The Pentagon released a third batch of declassified UFO-related documents on June 12, adding more than 50 previously classified files to its growing public archive of unidentified anomalous phenomena — none of which contain definitive evidence of extraterrestrial activity, according to USA Today.
Documents from the CIA, FBI, and military branches were uploaded to the Defense Department's online archive under the umbrella of a Trump executive initiative called PURSUE — short for Presidential Unsealing and Reporting System for UAP Encounters, according to The Guardian. The government stated it "is unable to make a definitive determination on the nature of the observed phenomena," calling all cases unresolved.
Among the newly released materials is an FBI field report describing a Feb. 26, 2026, interview with two witnesses who told agents they observed a silent, meter-wide red sphere hovering in their backyard, with what they described as a "white plasma sun" inside it. A second orb appeared and the two objects moved away in formation, according to USA Today.
One CIA document concerns a 2008 episode in Zimbabwe in which an object seen above Harare international airport was described in agency records as resembling a disc, emitting beams of light, and displaying what witnesses characterized as rotating lights along its underside. The report floated two competing theories to account for it — that it belonged to a foreign government's surveillance program, or that it was of extraterrestrial origin — but reached no conclusion, according to The Guardian.

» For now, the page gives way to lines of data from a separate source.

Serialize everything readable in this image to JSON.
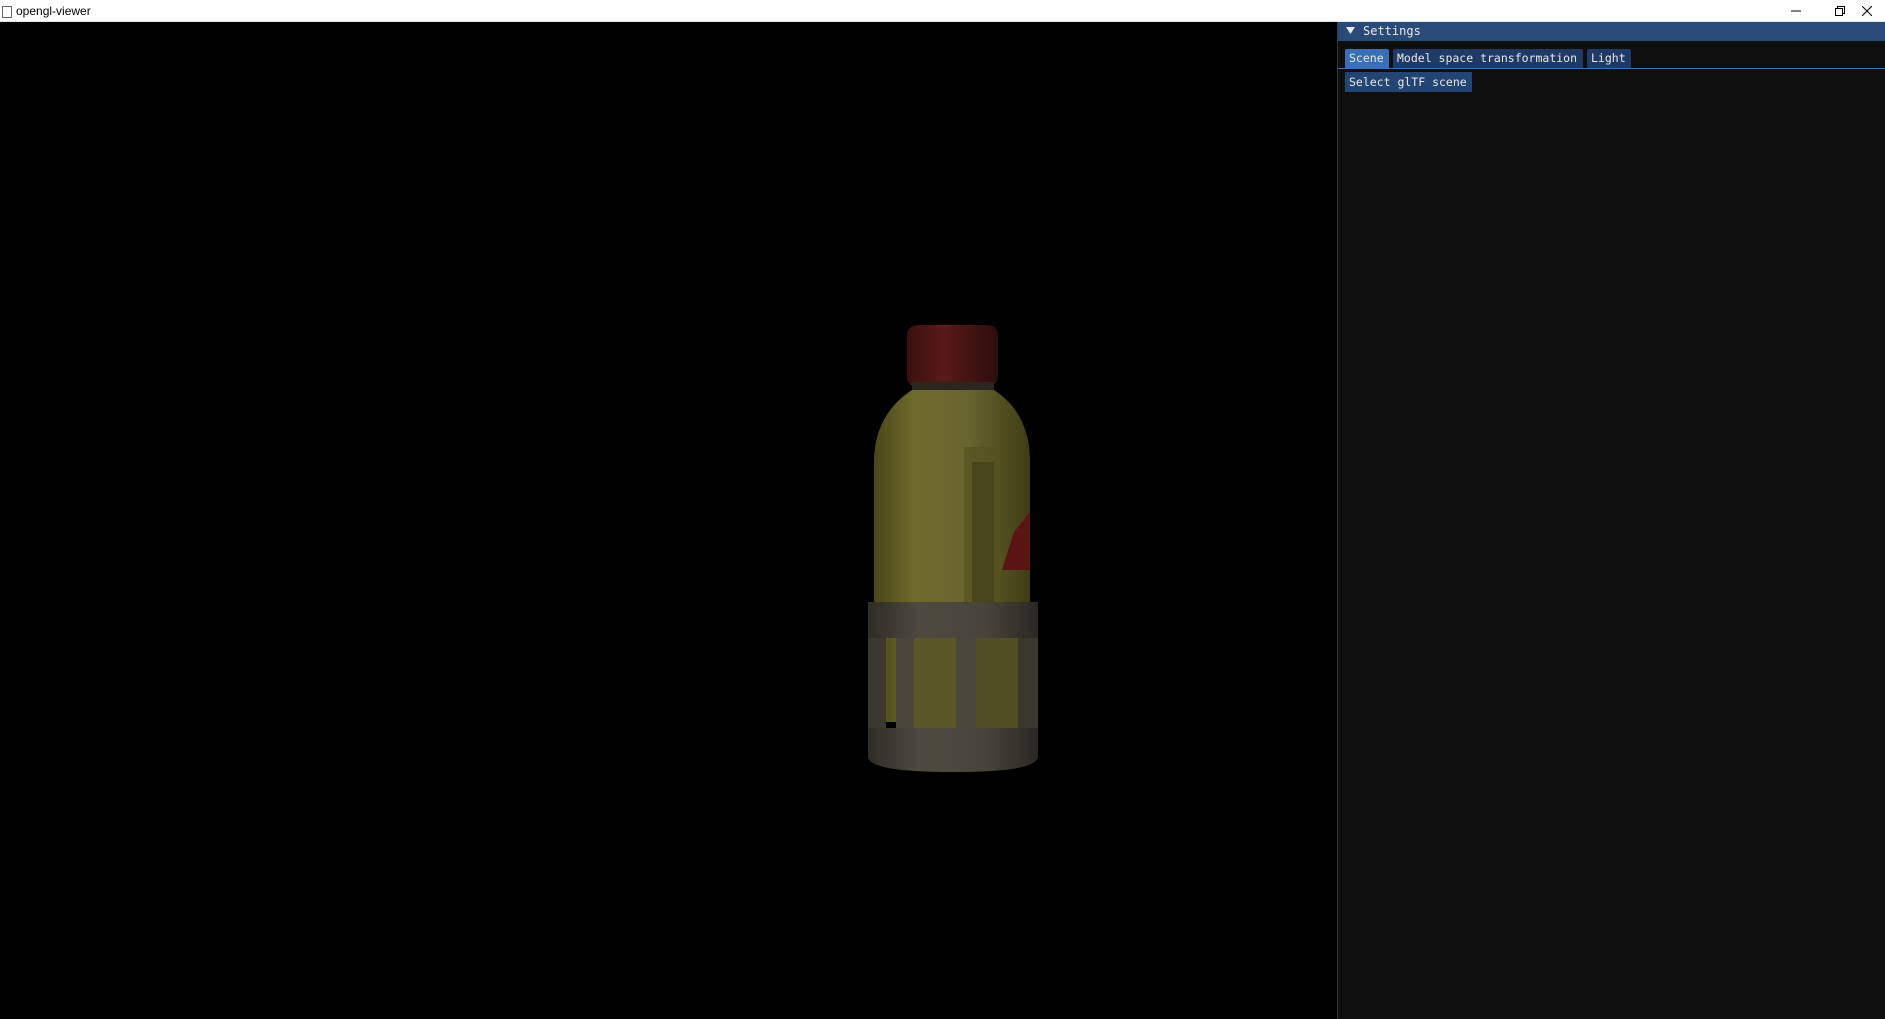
{
  "window": {
    "title": "opengl-viewer",
    "controls": {
      "minimize_icon": "minimize-icon",
      "maximize_icon": "restore-icon",
      "close_icon": "close-icon"
    }
  },
  "viewport": {
    "background": "#000000",
    "model": "bottle"
  },
  "settings_panel": {
    "title": "Settings",
    "collapse_icon": "triangle-down-icon",
    "tabs": [
      {
        "label": "Scene",
        "active": true
      },
      {
        "label": "Model space transformation",
        "active": false
      },
      {
        "label": "Light",
        "active": false
      }
    ],
    "scene": {
      "select_button_label": "Select glTF scene"
    },
    "colors": {
      "header": "#2a4a7a",
      "tab_active": "#3a6fb5",
      "tab_inactive": "#1f3a66",
      "button": "#234574",
      "panel_bg": "#0f0f0f"
    }
  }
}
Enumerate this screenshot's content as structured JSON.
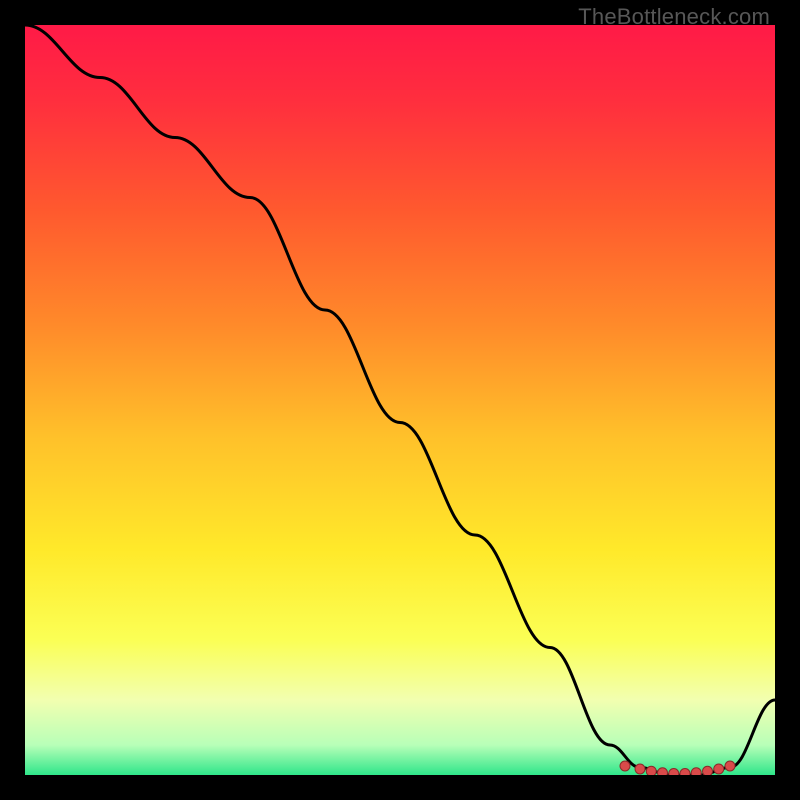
{
  "watermark": "TheBottleneck.com",
  "chart_data": {
    "type": "line",
    "title": "",
    "xlabel": "",
    "ylabel": "",
    "xlim": [
      0,
      100
    ],
    "ylim": [
      0,
      100
    ],
    "series": [
      {
        "name": "curve",
        "x": [
          0,
          10,
          20,
          30,
          40,
          50,
          60,
          70,
          78,
          82,
          86,
          90,
          94,
          100
        ],
        "y": [
          100,
          93,
          85,
          77,
          62,
          47,
          32,
          17,
          4,
          1,
          0,
          0,
          1,
          10
        ]
      }
    ],
    "markers": {
      "name": "bottom-cluster",
      "x": [
        80,
        82,
        83.5,
        85,
        86.5,
        88,
        89.5,
        91,
        92.5,
        94
      ],
      "y": [
        1.2,
        0.8,
        0.5,
        0.3,
        0.2,
        0.2,
        0.3,
        0.5,
        0.8,
        1.2
      ],
      "color": "#d94a4a"
    },
    "gradient_stops": [
      {
        "offset": 0.0,
        "color": "#ff1a47"
      },
      {
        "offset": 0.1,
        "color": "#ff2e3e"
      },
      {
        "offset": 0.25,
        "color": "#ff5a2e"
      },
      {
        "offset": 0.4,
        "color": "#ff8a2a"
      },
      {
        "offset": 0.55,
        "color": "#ffc12a"
      },
      {
        "offset": 0.7,
        "color": "#ffe92a"
      },
      {
        "offset": 0.82,
        "color": "#fbff55"
      },
      {
        "offset": 0.9,
        "color": "#f2ffb0"
      },
      {
        "offset": 0.96,
        "color": "#b8ffb8"
      },
      {
        "offset": 1.0,
        "color": "#2fe68a"
      }
    ]
  }
}
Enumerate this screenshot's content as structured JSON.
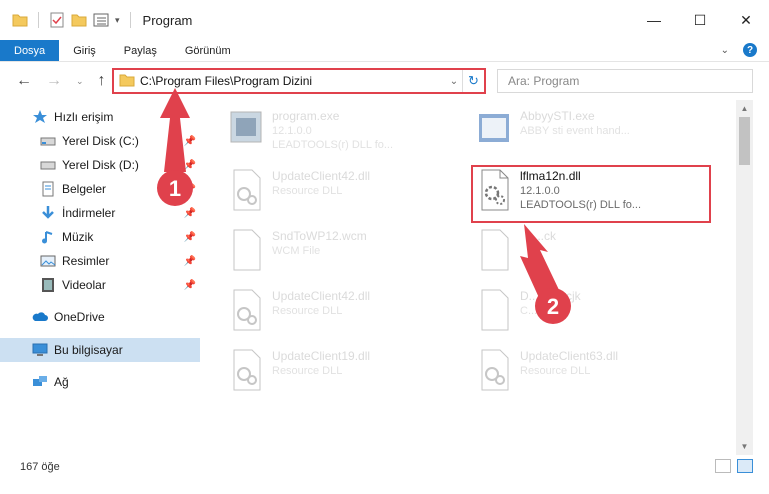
{
  "window": {
    "title": "Program",
    "controls": {
      "minimize": "—",
      "maximize": "☐",
      "close": "✕"
    }
  },
  "ribbon": {
    "tabs": [
      "Dosya",
      "Giriş",
      "Paylaş",
      "Görünüm"
    ],
    "expand_icon": "chevron-down-icon",
    "help": "?"
  },
  "address": {
    "path": "C:\\Program Files\\Program Dizini",
    "search_placeholder": "Ara: Program"
  },
  "sidebar": {
    "quick_access": "Hızlı erişim",
    "items": [
      {
        "label": "Yerel Disk (C:)",
        "icon": "drive-icon",
        "pinned": true
      },
      {
        "label": "Yerel Disk (D:)",
        "icon": "drive-icon",
        "pinned": true
      },
      {
        "label": "Belgeler",
        "icon": "documents-icon",
        "pinned": true
      },
      {
        "label": "İndirmeler",
        "icon": "downloads-icon",
        "pinned": true
      },
      {
        "label": "Müzik",
        "icon": "music-icon",
        "pinned": true
      },
      {
        "label": "Resimler",
        "icon": "pictures-icon",
        "pinned": true
      },
      {
        "label": "Videolar",
        "icon": "videos-icon",
        "pinned": true
      }
    ],
    "onedrive": "OneDrive",
    "this_pc": "Bu bilgisayar",
    "network": "Ağ"
  },
  "files": [
    {
      "name": "program.exe",
      "type": "12.1.0.0",
      "desc": "LEADTOOLS(r) DLL fo..."
    },
    {
      "name": "AbbyySTI.exe",
      "type": "ABBY sti event hand...",
      "desc": ""
    },
    {
      "name": "UpdateClient42.dll",
      "type": "Resource DLL",
      "desc": ""
    },
    {
      "name": "lflma12n.dll",
      "type": "12.1.0.0",
      "desc": "LEADTOOLS(r) DLL fo..."
    },
    {
      "name": "SndToWP12.wcm",
      "type": "WCM File",
      "desc": ""
    },
    {
      "name": "...ck",
      "type": "",
      "desc": ""
    },
    {
      "name": "UpdateClient42.dll",
      "type": "Resource DLL",
      "desc": ""
    },
    {
      "name": "D...Font.cjk",
      "type": "C...",
      "desc": ""
    },
    {
      "name": "UpdateClient19.dll",
      "type": "Resource DLL",
      "desc": ""
    },
    {
      "name": "UpdateClient63.dll",
      "type": "Resource DLL",
      "desc": ""
    }
  ],
  "status": {
    "count": "167 öğe"
  },
  "annotations": {
    "step1": "1",
    "step2": "2"
  },
  "colors": {
    "accent": "#1979ca",
    "annotation_red": "#e0414c",
    "selected_bg": "#cce0f2"
  }
}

Military witnesses in Colorado Springs filed a 2022 report describing something in the sky that reminded them of an "angular, non-symmetrical potato." An initial review suggested the explanation was ordinary — sunlight bouncing off mountain snowpack onto low clouds — but AARO, the government's anomaly resolution office, dismissed that finding as low-confidence and kept the case open, according to The Guardian.
Sean Kirkpatrick, who previously led the all-domain anomaly resolution office, offered a dismissive verdict on the document releases when he spoke to Scientific American. "Without any analysis or context, [it] will only serve to fuel more speculation, conspiracy and armchair pseudoscience," he told Scientific American, according to The Guardian.
Since the Defense Department's UAP file site went live on May 8, 2026, it has drawn upward of 1.7 billion visits from around the world, according to USA Today. The Pentagon said additional releases are planned.